NICE is committed to promoting equality, eliminating unlawful discrimination and fostering good relations between people with particular protected characteristics and others. In producing guidance, NICE aims to comply fully with all legal obligations to:

promote race and disability equality and equality of opportunity between men and women
eliminate unlawful discrimination on grounds of race, disability, age, sex, gender reassignment, marriage and civil partnership, pregnancy and maternity (including women post‑delivery), sexual orientation, and religion or belief (these are protected characteristics under the Equality Act 2010).
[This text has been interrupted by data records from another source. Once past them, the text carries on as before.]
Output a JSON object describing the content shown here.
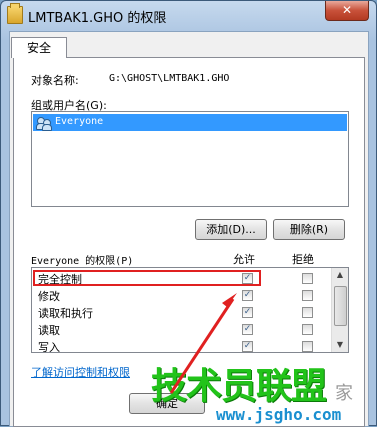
{
  "window": {
    "title": "LMTBAK1.GHO 的权限",
    "close_glyph": "✕"
  },
  "tabs": [
    {
      "label": "安全"
    }
  ],
  "object": {
    "label": "对象名称:",
    "value": "G:\\GHOST\\LMTBAK1.GHO"
  },
  "groups": {
    "label": "组或用户名(G):",
    "items": [
      {
        "name": "Everyone",
        "selected": true
      }
    ]
  },
  "buttons": {
    "add": "添加(D)...",
    "remove": "删除(R)",
    "ok": "确定"
  },
  "permissions": {
    "label": "Everyone 的权限(P)",
    "allow_header": "允许",
    "deny_header": "拒绝",
    "rows": [
      {
        "name": "完全控制",
        "allow": "✓",
        "deny": ""
      },
      {
        "name": "修改",
        "allow": "✓",
        "deny": ""
      },
      {
        "name": "读取和执行",
        "allow": "✓",
        "deny": ""
      },
      {
        "name": "读取",
        "allow": "✓",
        "deny": ""
      },
      {
        "name": "写入",
        "allow": "✓",
        "deny": ""
      }
    ]
  },
  "link": "了解访问控制和权限",
  "watermark": {
    "text": "技术员联盟",
    "url": "www.jsgho.com",
    "extra": "家"
  },
  "colors": {
    "selection": "#3399ff",
    "highlight_box": "#e02020",
    "watermark_green": "#22c31a"
  }
}
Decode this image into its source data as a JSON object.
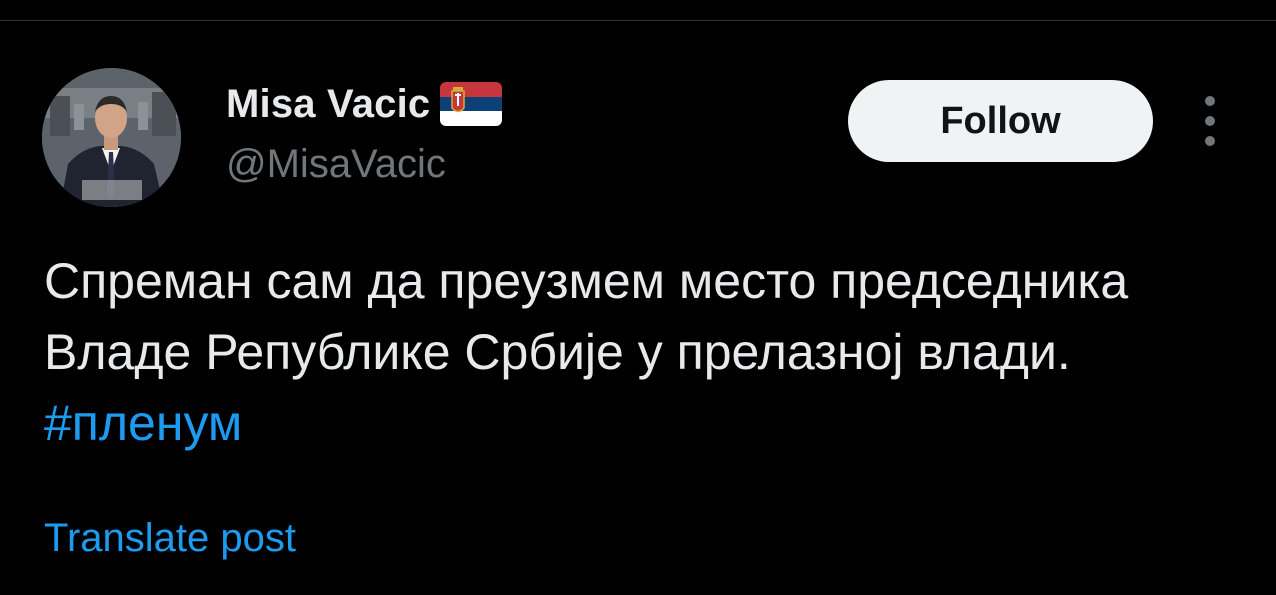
{
  "post": {
    "author": {
      "display_name": "Misa Vacic",
      "handle": "@MisaVacic",
      "badge_icon": "serbia-flag-icon"
    },
    "follow_label": "Follow",
    "more_icon": "more-vertical-icon",
    "text": "Спреман сам да преузмем место председника Владе Републике Србије у прелазној влади.",
    "hashtag": "#пленум",
    "translate_label": "Translate post"
  },
  "colors": {
    "background": "#000000",
    "primary_text": "#e7e9ea",
    "secondary_text": "#71767b",
    "link": "#1d9bf0",
    "follow_bg": "#eff3f4",
    "follow_text": "#0f1419",
    "divider": "#2f3336"
  }
}
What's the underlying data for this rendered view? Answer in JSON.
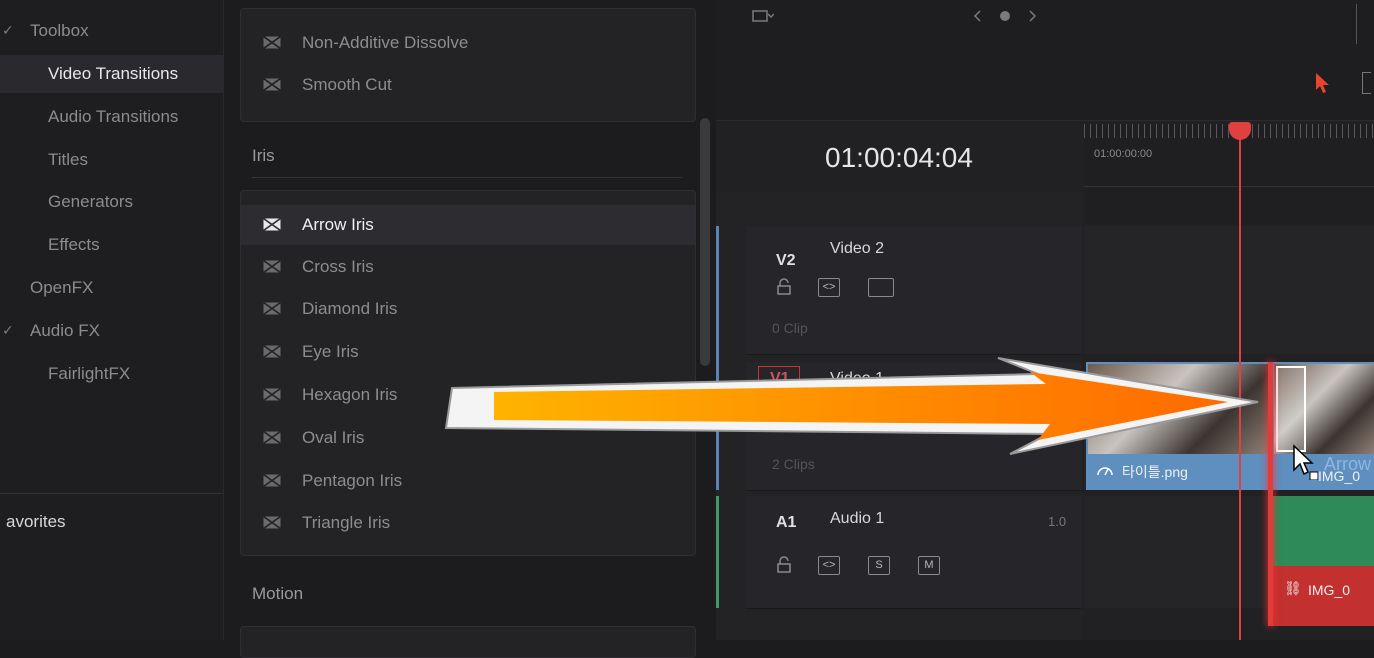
{
  "sidebar": {
    "items": [
      {
        "label": "Toolbox",
        "indent": 30,
        "chevron": true
      },
      {
        "label": "Video Transitions",
        "indent": 48,
        "selected": true
      },
      {
        "label": "Audio Transitions",
        "indent": 48
      },
      {
        "label": "Titles",
        "indent": 48
      },
      {
        "label": "Generators",
        "indent": 48
      },
      {
        "label": "Effects",
        "indent": 48
      },
      {
        "label": "OpenFX",
        "indent": 30
      },
      {
        "label": "Audio FX",
        "indent": 30,
        "chevron": true
      },
      {
        "label": "FairlightFX",
        "indent": 48
      }
    ],
    "favorites_label": "avorites"
  },
  "effects": {
    "dissolve_items": [
      "Non-Additive Dissolve",
      "Smooth Cut"
    ],
    "iris_header": "Iris",
    "iris_items": [
      "Arrow Iris",
      "Cross Iris",
      "Diamond Iris",
      "Eye Iris",
      "Hexagon Iris",
      "Oval Iris",
      "Pentagon Iris",
      "Triangle Iris"
    ],
    "iris_selected_index": 0,
    "motion_header": "Motion"
  },
  "timeline": {
    "timecode": "01:00:04:04",
    "ruler_label": "01:00:00:00",
    "tracks": [
      {
        "id": "V2",
        "name": "Video 2",
        "meta": "0 Clip"
      },
      {
        "id": "V1",
        "name": "Video 1",
        "meta": "2 Clips"
      },
      {
        "id": "A1",
        "name": "Audio 1",
        "level": "1.0"
      }
    ],
    "ctrl_s": "S",
    "ctrl_m": "M",
    "clips": {
      "title_clip": "타이틀.png",
      "img_clip_video": "IMG_0",
      "img_clip_audio": "IMG_0",
      "transition_label": "Arrow"
    }
  },
  "colors": {
    "accent": "#e04040",
    "video_clip": "#5e8fbf",
    "audio_clip": "#2e8a58",
    "arrow": "#ff8c00"
  }
}
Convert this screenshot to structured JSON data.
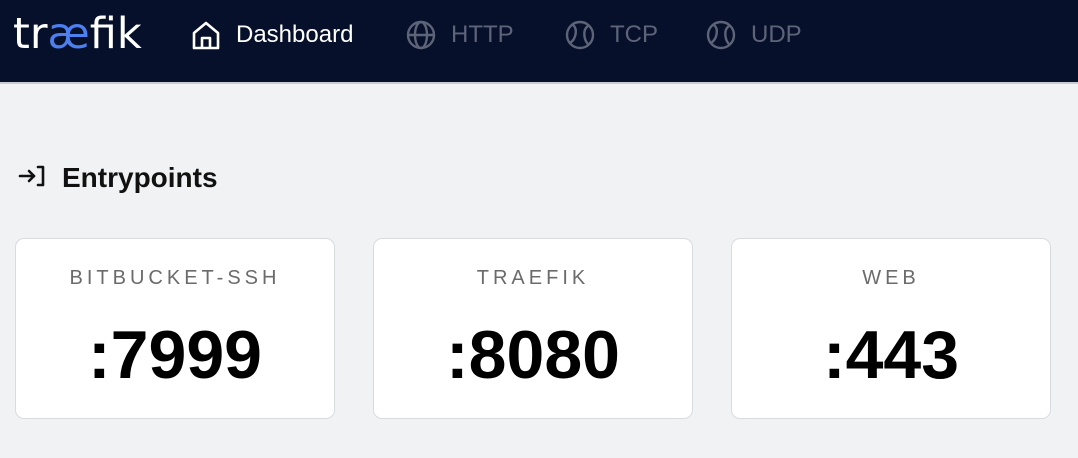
{
  "app": {
    "logo_prefix": "tr",
    "logo_accent": "æ",
    "logo_suffix": "fik"
  },
  "nav": [
    {
      "label": "Dashboard",
      "icon": "home-icon",
      "active": true
    },
    {
      "label": "HTTP",
      "icon": "globe-icon",
      "active": false
    },
    {
      "label": "TCP",
      "icon": "network-ball-icon",
      "active": false
    },
    {
      "label": "UDP",
      "icon": "network-ball-icon",
      "active": false
    }
  ],
  "section": {
    "title": "Entrypoints",
    "icon": "login-arrow-icon"
  },
  "entrypoints": [
    {
      "name": "BITBUCKET-SSH",
      "port": ":7999"
    },
    {
      "name": "TRAEFIK",
      "port": ":8080"
    },
    {
      "name": "WEB",
      "port": ":443"
    }
  ],
  "colors": {
    "topbar": "#06102a",
    "accent": "#4c7ff0",
    "background": "#f1f2f4",
    "inactive_nav": "#5d6478"
  }
}
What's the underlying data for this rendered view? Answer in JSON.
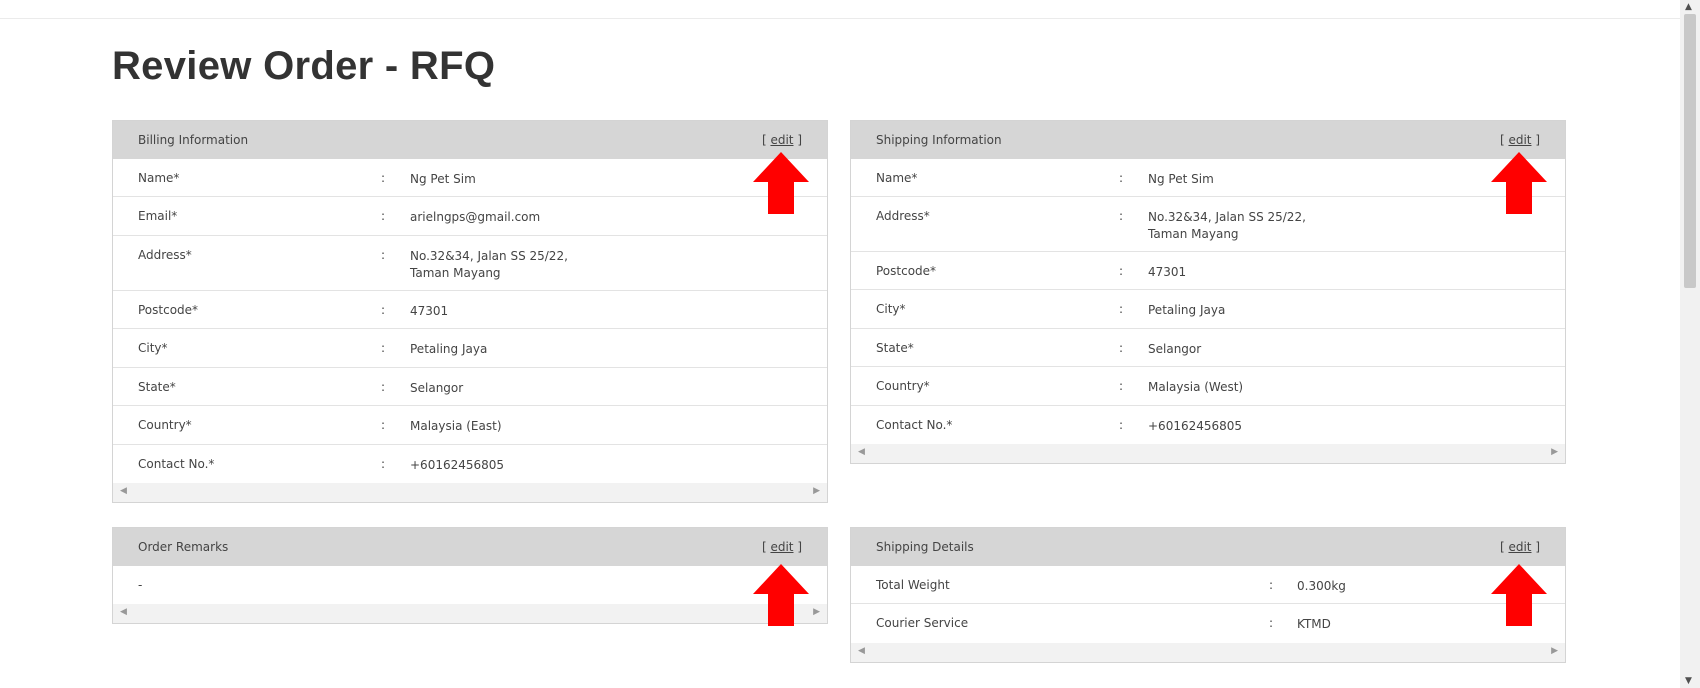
{
  "page": {
    "title": "Review Order - RFQ"
  },
  "edit_label": "edit",
  "billing": {
    "title": "Billing Information",
    "rows": [
      {
        "label": "Name*",
        "value": "Ng Pet Sim"
      },
      {
        "label": "Email*",
        "value": "arielngps@gmail.com"
      },
      {
        "label": "Address*",
        "value": "No.32&34, Jalan SS 25/22,",
        "value2": "Taman Mayang"
      },
      {
        "label": "Postcode*",
        "value": "47301"
      },
      {
        "label": "City*",
        "value": "Petaling Jaya"
      },
      {
        "label": "State*",
        "value": "Selangor"
      },
      {
        "label": "Country*",
        "value": "Malaysia (East)"
      },
      {
        "label": "Contact No.*",
        "value": "+60162456805"
      }
    ]
  },
  "shipping": {
    "title": "Shipping Information",
    "rows": [
      {
        "label": "Name*",
        "value": "Ng Pet Sim"
      },
      {
        "label": "Address*",
        "value": "No.32&34, Jalan SS 25/22,",
        "value2": "Taman Mayang"
      },
      {
        "label": "Postcode*",
        "value": "47301"
      },
      {
        "label": "City*",
        "value": "Petaling Jaya"
      },
      {
        "label": "State*",
        "value": "Selangor"
      },
      {
        "label": "Country*",
        "value": "Malaysia (West)"
      },
      {
        "label": "Contact No.*",
        "value": "+60162456805"
      }
    ]
  },
  "remarks": {
    "title": "Order Remarks",
    "value": "-"
  },
  "shipping_details": {
    "title": "Shipping Details",
    "rows": [
      {
        "label": "Total Weight",
        "value": "0.300kg"
      },
      {
        "label": "Courier Service",
        "value": "KTMD"
      }
    ]
  },
  "separator": ":",
  "colors": {
    "header_bg": "#d6d6d6",
    "arrow": "#ff0000",
    "border": "#d4d4d4"
  }
}
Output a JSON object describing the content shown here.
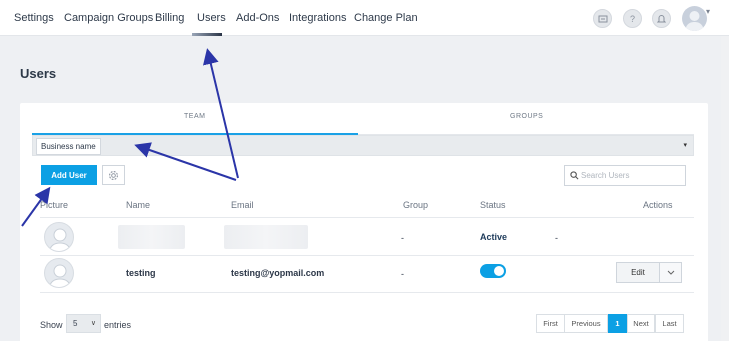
{
  "nav": {
    "items": [
      {
        "label": "Settings"
      },
      {
        "label": "Campaign Groups"
      },
      {
        "label": "Billing"
      },
      {
        "label": "Users"
      },
      {
        "label": "Add-Ons"
      },
      {
        "label": "Integrations"
      },
      {
        "label": "Change Plan"
      }
    ],
    "active_index": 3,
    "icons": [
      "feedback-icon",
      "help-icon",
      "bell-icon"
    ]
  },
  "page": {
    "title": "Users"
  },
  "tabs": [
    {
      "label": "TEAM"
    },
    {
      "label": "GROUPS"
    }
  ],
  "filter": {
    "business_label": "Business name"
  },
  "toolbar": {
    "add_user_label": "Add User",
    "search_placeholder": "Search Users"
  },
  "table": {
    "headers": [
      "Picture",
      "Name",
      "Email",
      "Group",
      "Status",
      "Actions"
    ],
    "rows": [
      {
        "name": "",
        "email": "",
        "group": "-",
        "status": "Active",
        "extra": "-"
      },
      {
        "name": "testing",
        "email": "testing@yopmail.com",
        "group": "-",
        "status_toggle": true,
        "action": "Edit"
      }
    ]
  },
  "footer": {
    "show_label": "Show",
    "entries_value": "5",
    "entries_label": "entries",
    "pagination": [
      "First",
      "Previous",
      "1",
      "Next",
      "Last"
    ],
    "current_page": "1"
  },
  "colors": {
    "accent": "#0ca0e4",
    "annotation_arrow": "#2b35a8"
  }
}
Vision loss may be classified as a disability depending on its effect on the ability to carry out normal day‑to‑day activities. Disability is a protected characteristic defined in the Equality Act (2010). People who are registered as blind or partially sighted are automatically considered to be disabled under the Act.

People with diabetes are more likely to develop OHT and glaucoma and, therefore, may particularly benefit from Icare devices. Diabetes is a chronic disease. Chronic disease is treated as a disability if it has a substantial and long‑term adverse effect on a person's ability to carry out normal day‑to‑day activities. Older populations and people of African and African‑Caribbean family origin are also at increased risk of developing OHT and glaucoma. Age and race are protected characteristics defined in the Equality Act 2010.